Here's a picture of a pre-Wood iron beam house that uses stone and core wood for support. The stoe acts as a "ground" for the wood pieces, so when building on top of stone, with wood you can go higher than when just using wood beams. Log beams increase the height you can go a bit as well. Wood iron beam being the current pinacle of structural support afaik.
https://steamcommunity.com/sharedfiles/filedetails/?id=2432251481
Pay attention to the colours when you have your hammer equipped. If you don't wish to spend more time on trial and error, do a YT search; there'sa ton of vids explaining everything you need to know.
First and foremost learn the hoe and pick and how to level out the terrain before attempting anything. If you don't have a solid foundation because you are relying solely on snapping gets it right every time, you will fail.
The higher you go the less reliable it gets. you can easily fix this by simply attaching small posts to outlying links.
And for me, wood was a pita - I switched to stone and life is easy street now.

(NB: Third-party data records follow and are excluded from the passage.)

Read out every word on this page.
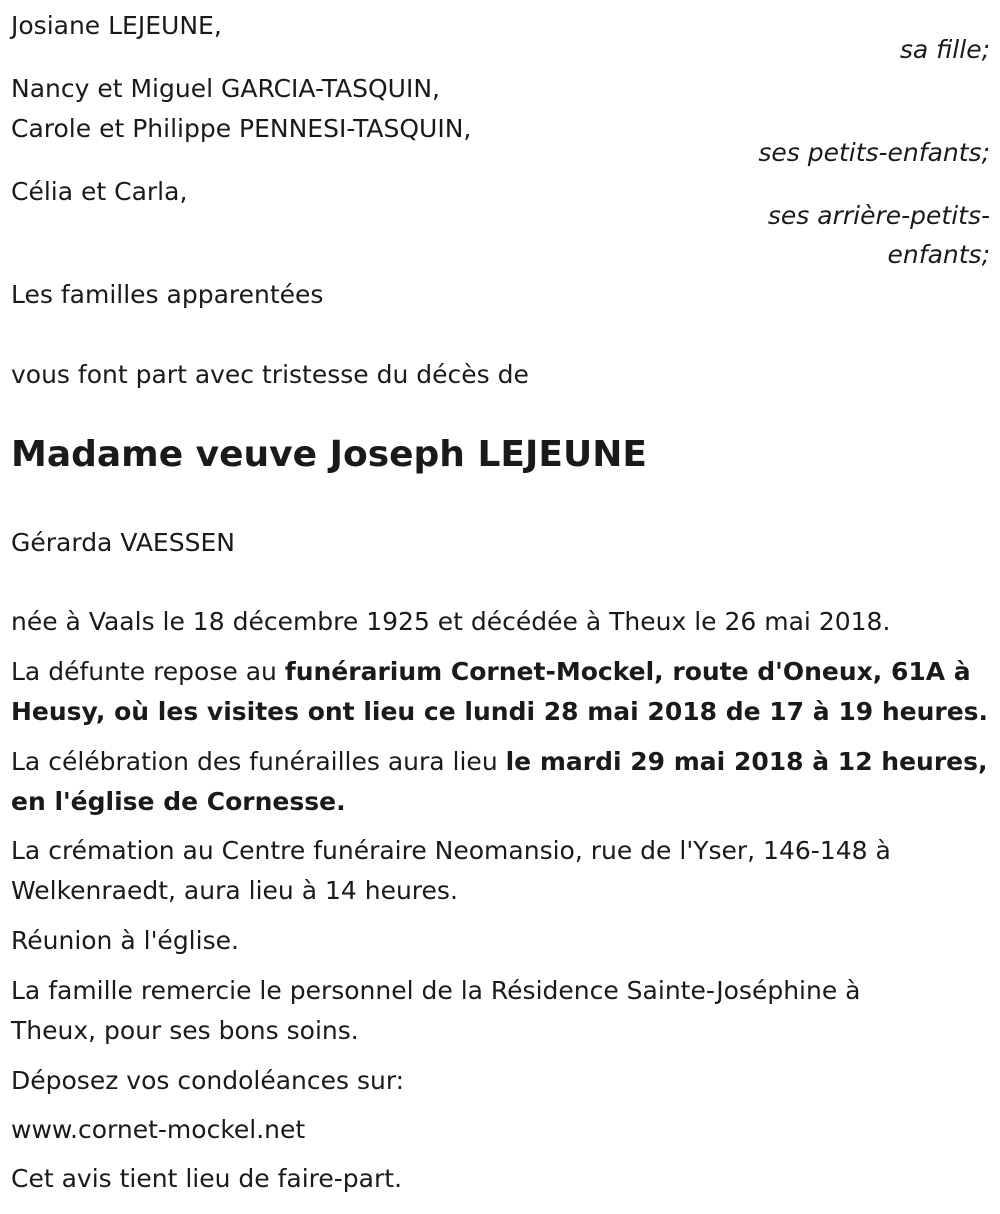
Josiane LEJEUNE,
sa fille;
Nancy et Miguel GARCIA-TASQUIN,
Carole et Philippe PENNESI-TASQUIN,
ses petits-enfants;
Célia et Carla,
ses arrière-petits-
enfants;
Les familles apparentées
vous font part avec tristesse du décès de
Madame veuve Joseph LEJEUNE
Gérarda VAESSEN
née à Vaals le 18 décembre 1925 et décédée à Theux le 26 mai 2018.
La défunte repose au funérarium Cornet-Mockel, route d'Oneux, 61A à Heusy, où les visites ont lieu ce lundi 28 mai 2018 de 17 à 19 heures.
La célébration des funérailles aura lieu le mardi 29 mai 2018 à 12 heures, en l'église de Cornesse.
La crémation au Centre funéraire Neomansio, rue de l'Yser, 146-148 à Welkenraedt, aura lieu à 14 heures.
Réunion à l'église.
La famille remercie le personnel de la Résidence Sainte-Joséphine à Theux, pour ses bons soins.
Déposez vos condoléances sur:
www.cornet-mockel.net
Cet avis tient lieu de faire-part.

I disagree 100% with this part.
First, every time you swing that hoe, you create new instances fast, that contributes to the loading tie of the area, eventually increasing lag and decreasing fps. Known problem.
If you're going really big and won't adapt to the landscape, by all means terraform, but be aware of the consequence.
Secondly, we've successfully build plenty of medium size mansions thst works perfect without terraforming first, it can be done just fine.
Support has little to do with physics or architecture. Its a game mechanic that will seem very odd until you get a feel for how it works. A beam that in real life would indeed add support may do nothing at all in game, and a beam in game that adds support may actually cause instability in real life.